Road maintenance and paving is “one of those areas where we are underfunded,” Plummer said on Tuesday.
“Now that we have the bond, I am panicked that we won’t rebuild that (budget) for the next 10 or 15 years,” he said.
He said it was his belief that the road maintenance and paving accounts “are half funded right now.”
“We could spend $500,000 or $600,000 in paving, that would allow us to do one road,” Plummer said.
According to Casco Town Manager Dave Morton, the town typically sets aside $300,000 for road maintenance — which includes the unexpected road failures, and $200,000 for paving.
Because of the timing of Town Meeting, money for paving is not approved and available until July 1. Therefore, paving projects usually happen in September.
The Casco Board of Selectmen held two workshops on Tuesday evening — one to discuss the time frame for making payments on the roads bond and another workshop to discuss a 10-year plan for paving and maintaining roads.
Basically, the bond should be issued in the early spring, allowing the town to put the road reconstruction job out to bid in the spring. That time frame will most likely result in road projects beginning in June, Morton said.
Roads on the reparation list include Edwards Road (which leads to the Town Beach on Crescent Lake), Johnson Hill Road, Cooks Mills Road, Tenney Hill Road and Raymond Cape Road.

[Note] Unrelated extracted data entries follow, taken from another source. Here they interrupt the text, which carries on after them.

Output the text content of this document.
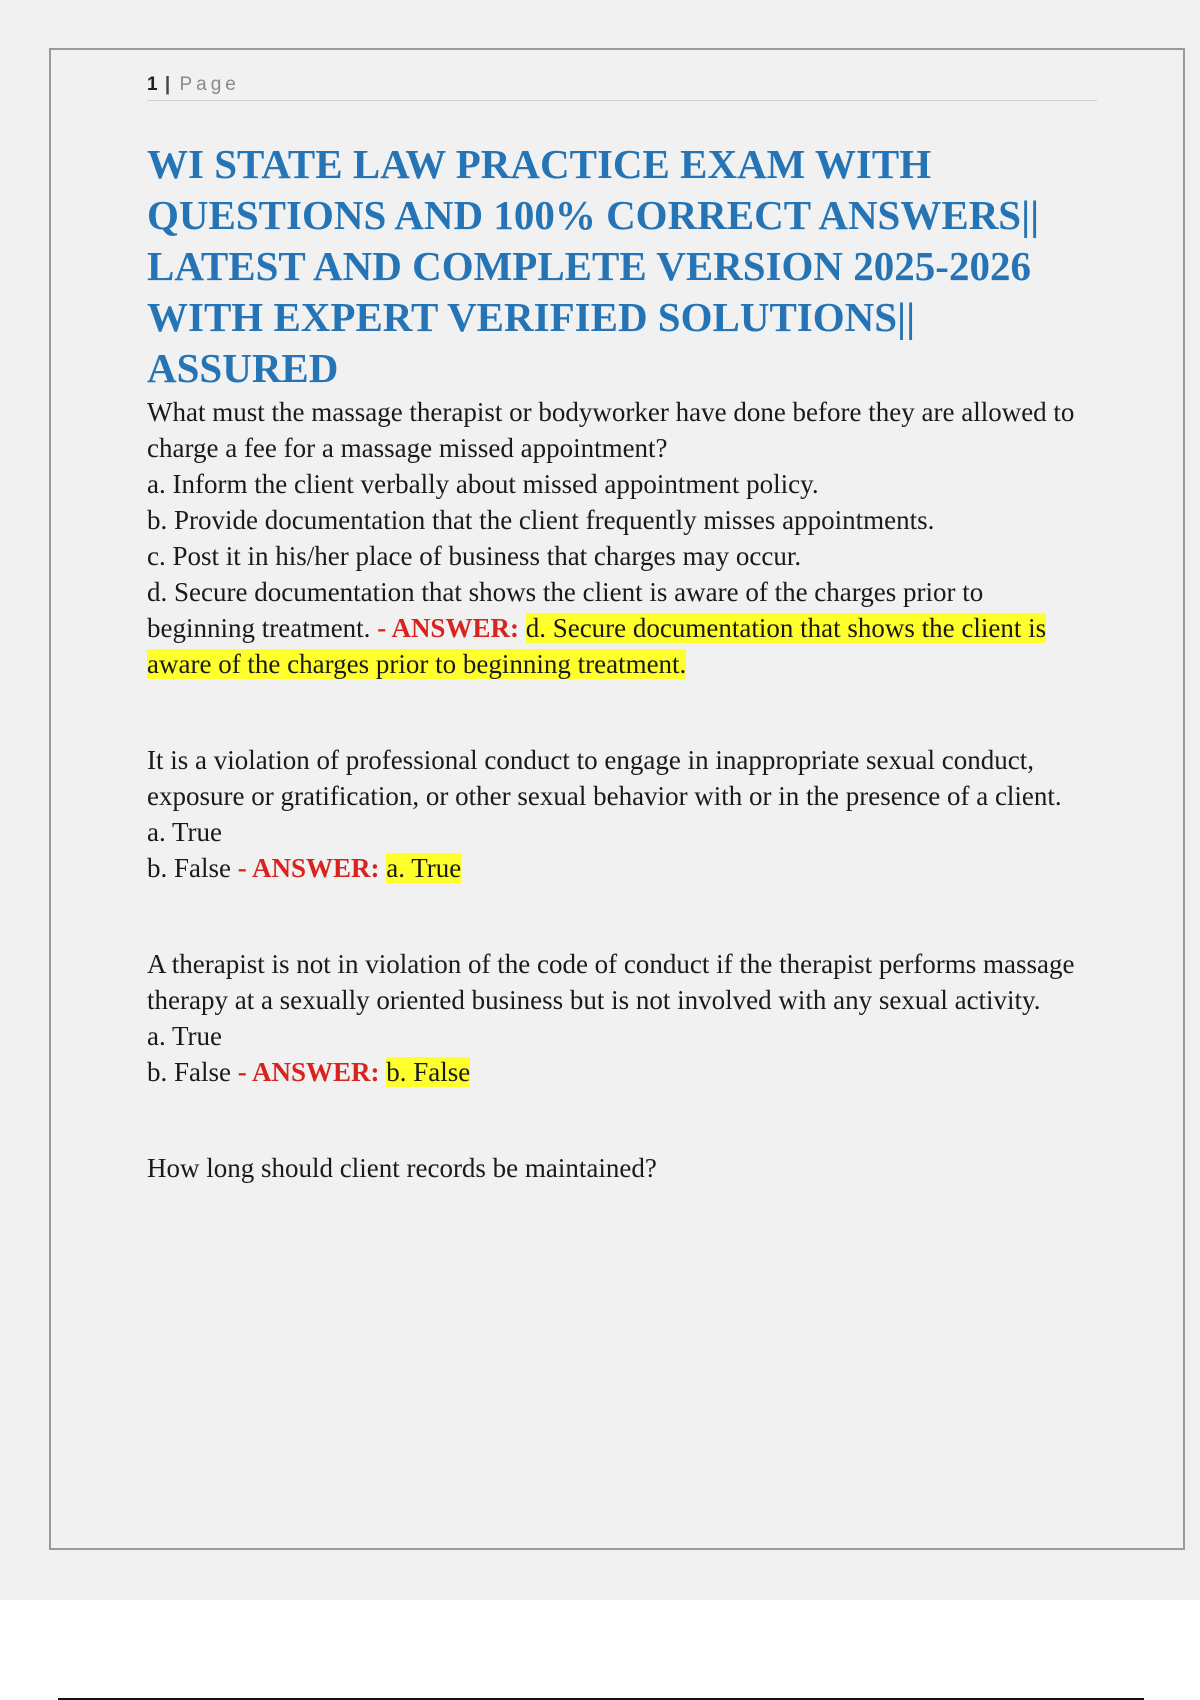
1 | Page
WI STATE LAW PRACTICE EXAM WITH QUESTIONS AND 100% CORRECT ANSWERS|| LATEST AND COMPLETE VERSION 2025-2026 WITH EXPERT VERIFIED SOLUTIONS|| ASSURED

What must the massage therapist or bodyworker have done before they are allowed to charge a fee for a massage missed appointment?

a. Inform the client verbally about missed appointment policy.

b. Provide documentation that the client frequently misses appointments.

c. Post it in his/her place of business that charges may occur.

d. Secure documentation that shows the client is aware of the charges prior to beginning treatment. - ANSWER: d. Secure documentation that shows the client is aware of the charges prior to beginning treatment.

It is a violation of professional conduct to engage in inappropriate sexual conduct, exposure or gratification, or other sexual behavior with or in the presence of a client.

a. True

b. False - ANSWER: a. True

A therapist is not in violation of the code of conduct if the therapist performs massage therapy at a sexually oriented business but is not involved with any sexual activity.

a. True

b. False - ANSWER: b. False

How long should client records be maintained?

During the conversation, Plummer said it would be great to drive on a newly-paved road in June, instead of late September.
Meanwhile, the selectmen will sit down next October to develop the 10-year road plan based on funding and needs.
Morton said that the maintenance budget will not be tapped as it has been in the past, since much road maintenance went toward roads that will be improved using the bond and will no longer require regular maintenance.
Plummer advocated for using the Maine Department of Transportation (MDOT) software, which the town purchased about three years ago, as a tool to determine which roads need the most TLC while the bond covers the cost of improving roads on the list.
“I don’t want to put this aside and not think about it for 10 years,” Plummer said.
Chairman Holly Hancock said the town could get into a bonding cycle, taking out another roads bond in 10 to 15 years once the current one is paid off. That was an option and not necessarily something she was recommending.
It might be that Casco residents do not want to simultaneously make yearly payments on the roads bond and fund an annual road paving budget.
“The cry from taxpayers is: ‘Don’t raise taxes, but we want good roads.’ You cannot do both,” Morton said.
Plummer spoke on the topic.
“Our job is to learn how this bonding issue is hurting and helping us,” he said. “We need to look at both sides of the financial piece of it. In year nine or ten, the budget won’t satisfy anything,” he said, referring to the fact the inflation will raise the costs of road repair and paving.
“People aren’t going to like that we are still paying for road work” in nine or ten year, Plummer said.
Morton pointed out that some communities do not spend their paving budget for one fiscal year so that it can build up the following year. So, those communities do paving projects every other year when there is enough money to do that.
“As long as the town looks at it (the road maintenance/road paving budgets) and is open to investing each time,” the roads around town should stay in decent shape, he said.
“The problem is we have flatfunded or not increased our road budget over time,” Morton said.